The room swam as our eyes met. “That can’t happen. It breaks the demon laws. It would mean…”
“Essifers and Derellers are the most dangerous of the demon types when they are hunting.”
“And what are they hunting?”
I knew before he answered.
“Me.”
I hugged myself, dealing with the magnitude of demons being able to burn or destroy real world things, and they were tracking Ranth—and obviously now me.
“Why are they hunting you?” Ori pulled out a notebook. “How do you spell S-See-Fur?”
“E-S-S-I-F-E-R,” Ranth replied, his accent turning theIinto another type ofE. “The Essifers are after this bracelet. This one, not yours.” He pointed to the gold band circling his upper arm.
I slid the gold snake chain up my forearm.
Ori was scribbling notes. “So, Essifers are the demon type?”
“Yes,” he and I replied at the same time.
I glared at him and crossed my arms. “Why did they want to kill Brenda if they wanted you?” If they were after his bracelet, then they were after him, not me, so if I got rid of him, that would solve the portal problem for now.

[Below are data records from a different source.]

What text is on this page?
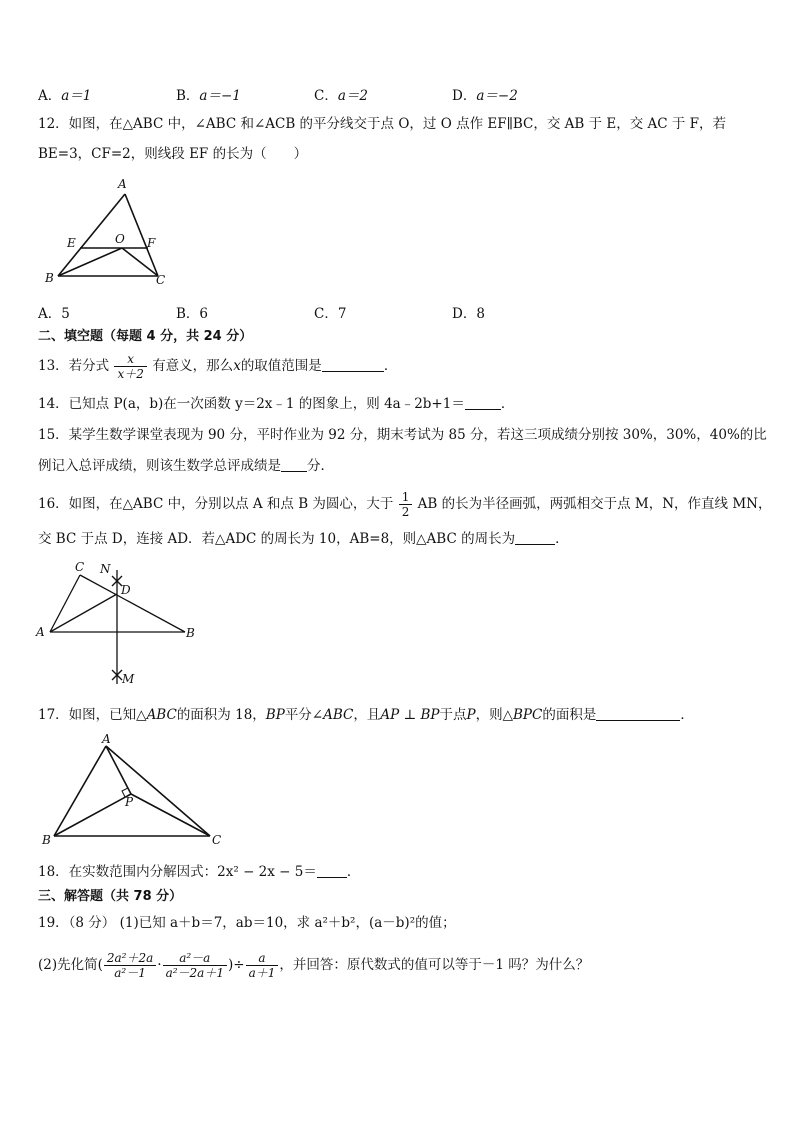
A．a＝1	B．a＝−1	C．a＝2	D．a＝−2
12．如图，在△ABC 中，∠ABC 和∠ACB 的平分线交于点 O，过 O 点作 EF∥BC，交 AB 于 E，交 AC 于 F，若
BE=3，CF=2，则线段 EF 的长为（　　）
A
E	O F
B	C
A．5	B．6	C．7	D．8
二、填空题（每题 4 分，共 24 分）
13．若分式 $\frac{x}{x+2}$ 有意义，那么x的取值范围是	．
14．已知点 P(a，b)在一次函数 y＝2x﹣1 的图象上，则 4a﹣2b+1＝	．
15．某学生数学课堂表现为 90 分，平时作业为 92 分，期末考试为 85 分，若这三项成绩分别按 30%，30%，40%的比
例记入总评成绩，则该生数学总评成绩是 分．
16．如图，在△ABC 中，分别以点 A 和点 B 为圆心，大于 $\frac{1}{2}$ AB 的长为半径画弧，两弧相交于点 M，N，作直线 MN，
交 BC 于点 D，连接 AD．若△ADC 的周长为 10，AB=8，则△ABC 的周长为	．
C N
D
A	B
M
17．如图，已知△ABC的面积为 18，BP平分∠ABC，且AP ⊥ BP于点P，则△BPC的面积是	．
A
P
B	C
18．在实数范围内分解因式：2x² − 2x − 5＝ ．
三、解答题（共 78 分）
19．（8 分） (1)已知 a＋b＝7，ab＝10，求 a²＋b²，(a－b)²的值；
(2)先化简( $\frac{\text{2a²＋2a}}{\text{a²－1}} \cdot \frac{\text{a²－a}}{\text{a²－2a＋1}}$ )÷ $\frac{a}{a+1}$ ，并回答：原代数式的值可以等于－1 吗？为什么？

“For me, the death of the wearer usually results in a renewed period of boring confinement—which I’m rather sick of. You seem entertaining and resourceful at eluding the Essifers and potentially the Derellers. I am pleased with the change of situation.” His grin dimpled his right cheek.
I was ready to start casting random spells to see what worked.
His gaze flicked from my boots to my lips. “And your ability interests me. I don’t believe I’ve met someone like you.”
I dug my fingernails into my upper arms to smother the snappy reply. Making this man mad was not my goal. “What are Derellers?” He was going back to where he’d come from as fast as I could get him there.
“They run the Essifer like hunting dogs. I’m not a demon expert, I only—” He stopped speaking.
“Yes? What about them? Keep talking. Besides, I have the demon part covered.”
“Maybe not. They’ll do anything to get to the gold, which they think they need to harvest. But it’s not really what they need.”